2. De staatssecretaris klaagt in de eerste grief dat de rechtbank heeft miskend dat het iMMO-rapport op het punt van de beoordeling van het vermogen van de vreemdeling om te verklaren niet voldoet aan de daaraan te stellen eisen die volgen uit de uitspraak van de Afdeling van 27 juni 2018 (ECLI:NL:RVS:2018:2085). 2.1. Anders dan de staatssecretaris betoogt, heeft de rechtbank terecht overwogen dat uit diverse passages in het iMMO-rapport, in overeenstemming met de genoemde uitspraak van de Afdeling, voldoende blijkt op welk onderdeel van het relaas de beperking van het vermogen om consistent en coherent te verklaren invloed heeft gehad, namelijk de gestelde martelingen. Dit blijkt niet alleen uit punt 6.1 van het rapport, waarop de rechtbank wijst en waarin uitsluitend over de martelingen wordt geschreven. Ook de antwoorden die het iMMO in punt 8.2 geeft op de gestelde vragen hebben daarop betrekking. Die gaan immers hoofdzakelijk over de fysieke en psychische klachten die de vreemdeling stelt te hebben ten gevolge van die martelingen, ook al noemt het iMMO die martelingen daar niet uitdrukkelijk. De grief faalt in zoverre.

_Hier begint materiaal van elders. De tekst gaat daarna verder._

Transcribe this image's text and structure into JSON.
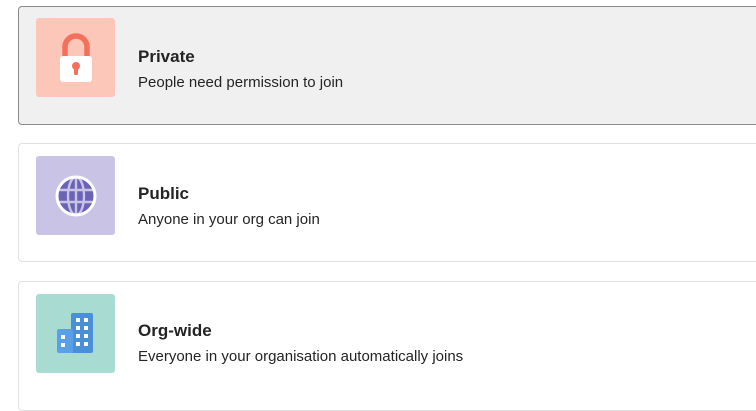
{
  "team_privacy_options": [
    {
      "title": "Private",
      "description": "People need permission to join",
      "icon": "lock-icon",
      "tile_color": "#fcc6b8",
      "icon_color": "#f4705a",
      "selected": true
    },
    {
      "title": "Public",
      "description": "Anyone in your org can join",
      "icon": "globe-icon",
      "tile_color": "#c9c4e6",
      "icon_color": "#6b63b5",
      "selected": false
    },
    {
      "title": "Org-wide",
      "description": "Everyone in your organisation automatically joins",
      "icon": "building-icon",
      "tile_color": "#a8dcd2",
      "icon_color": "#4a90d9",
      "selected": false
    }
  ]
}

2.2. De staatssecretaris klaagt in de eerste grief terecht dat de rechtbank ten onrechte niet is ingegaan op zijn standpunt dat het iMMO-rapport niet op inzichtelijke wijze vaststelt dat schaamte voor de gestelde martelingen de oorzaak is van de beperking van het vermogen om consistent en coherent te verklaren. Het iMMO heeft in een nadere reactie van 14 oktober 2019 uiteengezet dat schaamte een psychosociale emotie is en dat vermijding van schaamte een reguleringsmechanisme is, waaruit volgt dat de beperking om te verklaren deels is gelegen in het vermijden van het praten over de trauma's. De beoordeling van het iMMO dat schaamte kan leiden tot belemmeringen bij het afleggen van een verklaring, is een beoordeling op basis van deskundigheid. Daarvan dient de staatssecretaris uit te gaan, tenzij hij deze door een onderzoek door een andere deskundige weerlegt. De mogelijkheid dat schaamte de vreemdeling heeft belemmerd bij het afleggen van verklaringen moet daarom door de staatssecretaris bij de geloofwaardigheidsbeoordeling worden betrokken. Dat neemt niet weg dat het iMMO in de rapportage onvoldoende concludent heeft uitgelegd dat de bij de vreemdeling aanwezige schaamte op het moment van rapportage zeker en ten tijde van de asielgehoren zeer waarschijnlijk heeft geïnterfereerd met het vermogen compleet, coherent en consistent te verklaren. Blijkens de rapportage baseert het iMMO deze conclusie op de aanname dat de traumatische gebeurtenissen die de schaamte zouden hebben veroorzaakt daadwerkelijk hebben plaatsgevonden. Zoals de Afdeling in de uitspraak van 27 juni 2018 onder punt 10.5 heeft overwogen, mag de conclusie omtrent het vermogen om te verklaren niet mede gebaseerd zijn op de aanname dat de gebeurtenissen waardoor de vreemdeling stelt psychische problemen te hebben gekregen, daadwerkelijk hebben plaatsgevonden. Dit deel van de grief slaagt.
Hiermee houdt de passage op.